Responsabilità solidale degli amministratori di società – Litisconsorzio facoltativo

La proposizione dell’azione di responsabilità nei confronti di una pluralità di amministratori di società dà luogo ad una fattispecie di litisconsorzio facoltativo e non già necessario, cui consegue comunque l’applicabilità dell’art. 1310 c.c., sicché l’atto interruttivo della prescrizione contro uno di essi ha effetto anche nei confronti degli altri.

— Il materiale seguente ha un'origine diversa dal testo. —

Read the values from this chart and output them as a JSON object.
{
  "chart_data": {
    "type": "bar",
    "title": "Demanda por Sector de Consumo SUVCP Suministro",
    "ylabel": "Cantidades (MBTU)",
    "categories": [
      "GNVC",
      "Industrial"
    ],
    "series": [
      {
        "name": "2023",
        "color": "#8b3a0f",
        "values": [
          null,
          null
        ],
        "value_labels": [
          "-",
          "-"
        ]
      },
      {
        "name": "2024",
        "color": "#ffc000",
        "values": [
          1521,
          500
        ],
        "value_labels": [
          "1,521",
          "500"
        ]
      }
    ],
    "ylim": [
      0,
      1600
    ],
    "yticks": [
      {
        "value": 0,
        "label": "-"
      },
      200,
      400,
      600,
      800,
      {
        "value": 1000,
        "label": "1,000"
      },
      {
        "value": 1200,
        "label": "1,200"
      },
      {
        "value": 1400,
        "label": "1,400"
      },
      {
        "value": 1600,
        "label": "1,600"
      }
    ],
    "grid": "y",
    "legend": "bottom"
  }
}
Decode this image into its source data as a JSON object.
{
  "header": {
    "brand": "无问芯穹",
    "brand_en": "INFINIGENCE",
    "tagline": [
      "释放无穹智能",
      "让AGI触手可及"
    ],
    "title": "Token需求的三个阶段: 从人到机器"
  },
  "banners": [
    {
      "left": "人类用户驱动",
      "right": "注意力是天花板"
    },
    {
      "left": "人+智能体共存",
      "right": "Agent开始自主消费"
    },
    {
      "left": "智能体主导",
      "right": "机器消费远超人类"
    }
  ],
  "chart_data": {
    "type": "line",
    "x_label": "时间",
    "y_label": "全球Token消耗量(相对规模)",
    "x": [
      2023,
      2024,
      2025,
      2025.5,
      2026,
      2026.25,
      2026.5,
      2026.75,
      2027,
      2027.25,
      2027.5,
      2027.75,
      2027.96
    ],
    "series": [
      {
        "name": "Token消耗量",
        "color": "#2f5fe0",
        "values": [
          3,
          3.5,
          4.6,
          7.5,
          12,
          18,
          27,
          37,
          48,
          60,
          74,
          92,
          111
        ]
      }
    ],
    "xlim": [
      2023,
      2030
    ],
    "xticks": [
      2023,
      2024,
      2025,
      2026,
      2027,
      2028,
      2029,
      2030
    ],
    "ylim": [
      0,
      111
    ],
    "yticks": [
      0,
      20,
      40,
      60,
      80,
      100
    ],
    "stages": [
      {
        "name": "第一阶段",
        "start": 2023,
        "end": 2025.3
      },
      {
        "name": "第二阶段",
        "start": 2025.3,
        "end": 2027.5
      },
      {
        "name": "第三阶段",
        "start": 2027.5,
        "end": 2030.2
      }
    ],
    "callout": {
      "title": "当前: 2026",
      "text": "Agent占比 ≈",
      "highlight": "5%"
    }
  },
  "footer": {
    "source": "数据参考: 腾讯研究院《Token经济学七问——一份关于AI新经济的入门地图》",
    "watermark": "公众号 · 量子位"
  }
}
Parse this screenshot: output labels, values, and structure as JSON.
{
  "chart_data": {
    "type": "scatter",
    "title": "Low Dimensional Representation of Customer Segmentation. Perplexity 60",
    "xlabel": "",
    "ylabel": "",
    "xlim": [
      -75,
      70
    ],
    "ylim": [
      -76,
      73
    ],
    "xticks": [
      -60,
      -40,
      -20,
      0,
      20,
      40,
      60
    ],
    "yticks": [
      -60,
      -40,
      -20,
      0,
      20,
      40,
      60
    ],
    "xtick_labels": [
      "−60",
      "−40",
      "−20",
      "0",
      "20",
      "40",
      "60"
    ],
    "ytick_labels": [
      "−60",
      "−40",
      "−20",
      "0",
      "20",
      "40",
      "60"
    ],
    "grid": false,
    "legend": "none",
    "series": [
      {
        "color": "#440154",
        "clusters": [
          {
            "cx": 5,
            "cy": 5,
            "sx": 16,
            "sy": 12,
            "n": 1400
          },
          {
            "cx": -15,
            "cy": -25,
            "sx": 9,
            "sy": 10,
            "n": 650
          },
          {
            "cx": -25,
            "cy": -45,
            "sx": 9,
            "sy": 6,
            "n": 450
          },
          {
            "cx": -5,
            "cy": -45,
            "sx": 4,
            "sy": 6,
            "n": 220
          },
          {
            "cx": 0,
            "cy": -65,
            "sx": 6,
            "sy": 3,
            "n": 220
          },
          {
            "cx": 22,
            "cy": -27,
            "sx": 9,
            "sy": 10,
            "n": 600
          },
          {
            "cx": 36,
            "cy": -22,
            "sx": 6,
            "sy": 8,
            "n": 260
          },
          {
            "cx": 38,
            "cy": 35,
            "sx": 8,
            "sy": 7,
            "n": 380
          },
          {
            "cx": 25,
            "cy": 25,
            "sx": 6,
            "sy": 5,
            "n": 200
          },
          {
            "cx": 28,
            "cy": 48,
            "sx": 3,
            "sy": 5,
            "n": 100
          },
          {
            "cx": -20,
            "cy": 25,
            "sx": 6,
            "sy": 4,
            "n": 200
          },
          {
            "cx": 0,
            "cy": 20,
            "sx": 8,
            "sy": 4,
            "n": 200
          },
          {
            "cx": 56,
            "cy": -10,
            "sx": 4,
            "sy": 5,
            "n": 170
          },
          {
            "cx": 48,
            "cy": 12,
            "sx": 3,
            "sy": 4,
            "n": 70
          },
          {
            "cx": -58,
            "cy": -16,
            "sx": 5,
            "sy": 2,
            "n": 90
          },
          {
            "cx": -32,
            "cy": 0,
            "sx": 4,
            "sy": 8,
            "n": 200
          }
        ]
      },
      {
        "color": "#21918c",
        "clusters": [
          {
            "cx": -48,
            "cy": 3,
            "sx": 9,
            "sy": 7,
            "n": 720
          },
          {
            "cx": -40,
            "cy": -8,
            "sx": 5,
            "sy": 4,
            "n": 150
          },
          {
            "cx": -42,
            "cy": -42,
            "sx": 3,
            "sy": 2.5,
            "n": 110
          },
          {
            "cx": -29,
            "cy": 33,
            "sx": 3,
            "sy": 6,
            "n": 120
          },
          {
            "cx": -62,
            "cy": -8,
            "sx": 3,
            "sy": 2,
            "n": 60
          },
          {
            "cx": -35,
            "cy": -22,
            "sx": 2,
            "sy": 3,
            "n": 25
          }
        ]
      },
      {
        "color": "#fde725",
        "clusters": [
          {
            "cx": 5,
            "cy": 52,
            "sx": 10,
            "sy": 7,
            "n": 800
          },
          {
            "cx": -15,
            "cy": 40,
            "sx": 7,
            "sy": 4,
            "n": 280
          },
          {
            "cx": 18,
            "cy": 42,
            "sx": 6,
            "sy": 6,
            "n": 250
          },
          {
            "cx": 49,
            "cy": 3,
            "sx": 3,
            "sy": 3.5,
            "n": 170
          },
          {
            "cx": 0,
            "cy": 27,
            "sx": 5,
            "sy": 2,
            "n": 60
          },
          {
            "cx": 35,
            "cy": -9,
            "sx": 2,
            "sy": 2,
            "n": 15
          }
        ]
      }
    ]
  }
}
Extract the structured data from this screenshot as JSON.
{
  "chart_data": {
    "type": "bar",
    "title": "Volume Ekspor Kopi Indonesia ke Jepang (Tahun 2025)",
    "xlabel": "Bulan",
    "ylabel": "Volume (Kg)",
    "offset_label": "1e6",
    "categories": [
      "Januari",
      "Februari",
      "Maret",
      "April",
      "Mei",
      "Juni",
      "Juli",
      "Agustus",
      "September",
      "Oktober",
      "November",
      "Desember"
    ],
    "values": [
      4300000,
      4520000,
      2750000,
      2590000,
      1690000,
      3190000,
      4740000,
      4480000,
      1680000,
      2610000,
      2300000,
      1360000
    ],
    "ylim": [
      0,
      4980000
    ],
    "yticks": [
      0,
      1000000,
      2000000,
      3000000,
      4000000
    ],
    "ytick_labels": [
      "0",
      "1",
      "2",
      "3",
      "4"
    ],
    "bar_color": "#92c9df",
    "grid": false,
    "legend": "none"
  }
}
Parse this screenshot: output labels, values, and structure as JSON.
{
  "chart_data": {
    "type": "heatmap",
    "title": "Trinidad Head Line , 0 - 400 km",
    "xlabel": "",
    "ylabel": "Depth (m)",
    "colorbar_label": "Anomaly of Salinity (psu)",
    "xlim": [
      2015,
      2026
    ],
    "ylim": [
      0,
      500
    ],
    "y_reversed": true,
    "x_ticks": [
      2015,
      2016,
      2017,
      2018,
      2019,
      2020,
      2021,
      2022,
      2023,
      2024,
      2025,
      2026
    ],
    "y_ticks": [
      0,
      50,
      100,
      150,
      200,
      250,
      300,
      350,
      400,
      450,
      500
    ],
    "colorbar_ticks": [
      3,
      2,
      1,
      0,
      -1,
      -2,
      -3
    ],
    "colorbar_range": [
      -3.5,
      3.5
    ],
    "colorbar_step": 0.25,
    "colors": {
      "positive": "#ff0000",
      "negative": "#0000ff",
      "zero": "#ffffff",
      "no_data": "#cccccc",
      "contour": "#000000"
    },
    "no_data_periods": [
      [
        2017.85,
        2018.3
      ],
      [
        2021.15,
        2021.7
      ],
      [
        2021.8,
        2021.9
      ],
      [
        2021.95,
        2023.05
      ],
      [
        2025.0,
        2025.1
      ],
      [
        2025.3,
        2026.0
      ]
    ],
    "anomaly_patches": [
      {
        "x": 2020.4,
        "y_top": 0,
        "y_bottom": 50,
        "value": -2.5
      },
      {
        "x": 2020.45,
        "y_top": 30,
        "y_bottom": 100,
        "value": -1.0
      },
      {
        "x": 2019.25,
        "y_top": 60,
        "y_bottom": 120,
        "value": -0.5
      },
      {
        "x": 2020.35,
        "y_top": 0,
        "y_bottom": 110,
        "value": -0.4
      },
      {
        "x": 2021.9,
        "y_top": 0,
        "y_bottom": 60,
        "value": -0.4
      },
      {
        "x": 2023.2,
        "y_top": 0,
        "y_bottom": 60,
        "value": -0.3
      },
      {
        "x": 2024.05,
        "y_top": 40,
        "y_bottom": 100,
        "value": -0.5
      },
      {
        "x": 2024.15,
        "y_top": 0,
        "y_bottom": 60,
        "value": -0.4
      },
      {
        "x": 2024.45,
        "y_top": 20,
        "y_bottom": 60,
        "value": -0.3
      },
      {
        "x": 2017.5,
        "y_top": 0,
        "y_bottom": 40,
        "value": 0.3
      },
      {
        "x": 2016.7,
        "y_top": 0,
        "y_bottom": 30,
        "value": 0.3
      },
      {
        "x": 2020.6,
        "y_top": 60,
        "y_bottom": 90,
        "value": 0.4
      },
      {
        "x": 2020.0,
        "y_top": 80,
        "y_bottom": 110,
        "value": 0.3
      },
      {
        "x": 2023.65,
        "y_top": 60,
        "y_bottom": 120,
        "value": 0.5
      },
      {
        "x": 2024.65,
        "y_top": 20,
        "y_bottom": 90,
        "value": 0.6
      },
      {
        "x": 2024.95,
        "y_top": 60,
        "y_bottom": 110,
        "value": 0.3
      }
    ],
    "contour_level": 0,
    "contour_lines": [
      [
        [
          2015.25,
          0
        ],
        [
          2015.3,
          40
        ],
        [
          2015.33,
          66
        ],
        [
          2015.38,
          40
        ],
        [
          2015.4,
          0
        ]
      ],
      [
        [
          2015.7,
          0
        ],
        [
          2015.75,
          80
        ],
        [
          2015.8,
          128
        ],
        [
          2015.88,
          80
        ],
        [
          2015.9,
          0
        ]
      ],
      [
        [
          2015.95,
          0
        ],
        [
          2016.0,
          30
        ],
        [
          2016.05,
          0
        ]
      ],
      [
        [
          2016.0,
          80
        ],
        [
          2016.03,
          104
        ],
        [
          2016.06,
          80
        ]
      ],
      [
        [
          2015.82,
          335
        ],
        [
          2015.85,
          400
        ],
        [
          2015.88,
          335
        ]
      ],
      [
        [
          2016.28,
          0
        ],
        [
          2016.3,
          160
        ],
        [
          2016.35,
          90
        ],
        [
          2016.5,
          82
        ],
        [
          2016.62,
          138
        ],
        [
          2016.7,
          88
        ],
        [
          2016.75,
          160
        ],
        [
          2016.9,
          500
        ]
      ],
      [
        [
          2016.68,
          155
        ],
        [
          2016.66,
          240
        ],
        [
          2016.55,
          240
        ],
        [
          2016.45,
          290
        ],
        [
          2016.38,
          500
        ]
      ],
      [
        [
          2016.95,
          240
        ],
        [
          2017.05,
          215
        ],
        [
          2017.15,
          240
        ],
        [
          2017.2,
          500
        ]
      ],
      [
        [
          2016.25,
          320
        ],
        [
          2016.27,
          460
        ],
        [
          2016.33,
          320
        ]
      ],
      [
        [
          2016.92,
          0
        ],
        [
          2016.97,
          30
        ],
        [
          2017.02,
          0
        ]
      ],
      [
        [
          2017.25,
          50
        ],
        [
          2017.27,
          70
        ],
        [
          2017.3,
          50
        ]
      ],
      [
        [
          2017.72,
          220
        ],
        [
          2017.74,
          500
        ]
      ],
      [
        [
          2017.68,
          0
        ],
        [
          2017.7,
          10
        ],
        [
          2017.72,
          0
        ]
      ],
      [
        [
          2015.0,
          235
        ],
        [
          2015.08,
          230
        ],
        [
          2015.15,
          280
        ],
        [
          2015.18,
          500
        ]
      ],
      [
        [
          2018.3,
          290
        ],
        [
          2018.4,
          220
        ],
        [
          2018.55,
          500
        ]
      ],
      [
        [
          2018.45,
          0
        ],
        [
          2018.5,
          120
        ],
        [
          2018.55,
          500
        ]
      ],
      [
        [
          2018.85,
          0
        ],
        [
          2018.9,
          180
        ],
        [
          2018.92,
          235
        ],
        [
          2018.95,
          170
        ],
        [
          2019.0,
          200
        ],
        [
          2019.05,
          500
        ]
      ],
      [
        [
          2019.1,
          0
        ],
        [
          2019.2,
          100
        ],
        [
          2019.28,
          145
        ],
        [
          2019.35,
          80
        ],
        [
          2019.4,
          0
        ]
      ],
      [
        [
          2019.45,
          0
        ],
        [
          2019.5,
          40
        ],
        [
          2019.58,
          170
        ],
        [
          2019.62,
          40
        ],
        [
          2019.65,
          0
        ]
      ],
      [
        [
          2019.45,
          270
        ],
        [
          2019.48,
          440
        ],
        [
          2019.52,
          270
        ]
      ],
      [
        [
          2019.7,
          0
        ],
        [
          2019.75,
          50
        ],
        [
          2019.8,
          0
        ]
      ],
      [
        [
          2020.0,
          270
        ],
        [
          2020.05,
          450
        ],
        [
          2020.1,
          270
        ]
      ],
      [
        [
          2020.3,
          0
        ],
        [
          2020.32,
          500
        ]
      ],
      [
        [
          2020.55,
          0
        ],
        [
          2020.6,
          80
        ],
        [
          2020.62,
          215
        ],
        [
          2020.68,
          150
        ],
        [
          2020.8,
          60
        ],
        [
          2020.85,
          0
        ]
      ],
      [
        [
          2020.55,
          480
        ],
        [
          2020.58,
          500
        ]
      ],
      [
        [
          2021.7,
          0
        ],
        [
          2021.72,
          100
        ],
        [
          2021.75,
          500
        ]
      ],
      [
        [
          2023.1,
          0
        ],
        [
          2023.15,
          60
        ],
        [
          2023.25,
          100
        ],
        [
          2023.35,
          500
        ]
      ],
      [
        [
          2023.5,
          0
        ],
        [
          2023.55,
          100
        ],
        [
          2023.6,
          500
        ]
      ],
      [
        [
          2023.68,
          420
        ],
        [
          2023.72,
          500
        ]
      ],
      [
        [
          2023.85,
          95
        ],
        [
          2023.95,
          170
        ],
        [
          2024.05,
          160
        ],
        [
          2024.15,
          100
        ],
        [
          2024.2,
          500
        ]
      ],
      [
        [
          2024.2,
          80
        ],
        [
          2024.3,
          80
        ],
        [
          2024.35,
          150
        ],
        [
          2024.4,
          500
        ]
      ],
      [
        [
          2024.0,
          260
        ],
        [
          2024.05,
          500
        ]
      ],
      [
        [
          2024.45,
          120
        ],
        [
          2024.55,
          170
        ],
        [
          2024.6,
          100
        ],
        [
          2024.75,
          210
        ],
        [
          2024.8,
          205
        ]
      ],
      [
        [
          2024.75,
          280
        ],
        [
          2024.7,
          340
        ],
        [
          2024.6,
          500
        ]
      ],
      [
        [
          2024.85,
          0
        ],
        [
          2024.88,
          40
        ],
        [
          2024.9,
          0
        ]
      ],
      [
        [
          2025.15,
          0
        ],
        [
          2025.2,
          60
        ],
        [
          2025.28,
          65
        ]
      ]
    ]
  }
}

Cassazione Civile, Sezione 1, Ordinanza 01/09/2023, n. 25593   (CED Cassazione 2023)

 

 

FATTI DI CAUSA

La Cooperativa (OMISSIS) a r.l. ha convenuto in giudizio
innanzi al Tribunale di Potenza (OMISSIS), già presidente
della stessa cooperativa, e (OMISSIS), già membro del
Consiglio di Amministrazione, per sentirli condannare al
risarcimento del danno, da quantificarsi in corso di giudizio, per
una serie di atti di mala gestio compiuti in pregiudizio della
predetta società e, segnatamente:

1) per aver dato causa alla realizzazione, all’interno del fabbricato
edificato in esecuzione dello scopo sociale, di n. 4 unità abitative in
più rispetto alle 9 originariamente previste e autorizzate dal
Comune, determinando, in questo modo, ulteriori spese relative
alla progettazione e alla direzione dei lavori, alla variante in corso
d’opera e ai lavori necessari per rendere l’immobile conforme alla
concessione edilizia;

2) per non aver edificato il predetto fabbricato a regola d’arte
determinandone una diminuzione di valore;

3) per non aver richiesto alle autorità competenti il finanziamento
pubblico necessario per il mantenimento del diritto di superficie
concesso dal Comune;

4) per non aver indicato nelle scritture contabili la somma di €
7.000,00 che ciascuno dei nove soci aveva versato al (OMISSIS) nella
sua qualità di presidente del consiglio di amministrazione;

5) per non avere indicato nelle scritture contabili la somma di €
25.000,00, versata alla cooperativa attrice dalla cooperativa
(OMISSIS), e mai restituita nonostante la contraria dichiarazione
del (OMISSIS).

6) per avere (OMISSIS) liquidato in proprio favore, in diverse
occasioni, la complessiva somma di € 34.362,050 a titolo di
rimborso spese.

Il Tribunale di Potenza ha condannato il solo (OMISSIS) al
risarcimento del danno con riferimento alle condotte sub. 4 e sub
5.

La Corte d’Appello di Potenza ha rigettato l’appello principale
proposto dal (OMISSIS) nei confronti della cooperativa, mentre ha
accolto l’appello principale proposto dallo stesso (OMISSIS) nei
confronti del (OMISSIS), volto ad accertare la corresponsabilità di
quest’ultimo nello svolgimento delle funzioni di amministratore in
seno alla cooperativa.

Il giudice di appello, ha, inoltre, in accoglimento dell’appello
incidentale proposto dalla cooperativa, condannato
(OMISSIS) e (OMISSIS), in solido tra loro, a pagare in favore
della cooperativa, la somma di € 13.324,59 oltre interessi dal
28.1.1990 e rivalutazione sino all’effettivo soddisfo; la somma di €
12.911,42 oltre interessi legali dal 28.01.90 e rivalutazione sino
all’effettivo soddisfo, nonché la somma di € 63.026,83 oltre
interessi legali dal 28.01.90 e rivalutazione dal 14.0.1.2013 sino al
soddisfo.

Avverso la predetta sentenza hanno proposto ricorso principale
(OMISSIS) e (OMISSIS), affidandolo,
rispettivamente, a cinque motivi per ciascuno.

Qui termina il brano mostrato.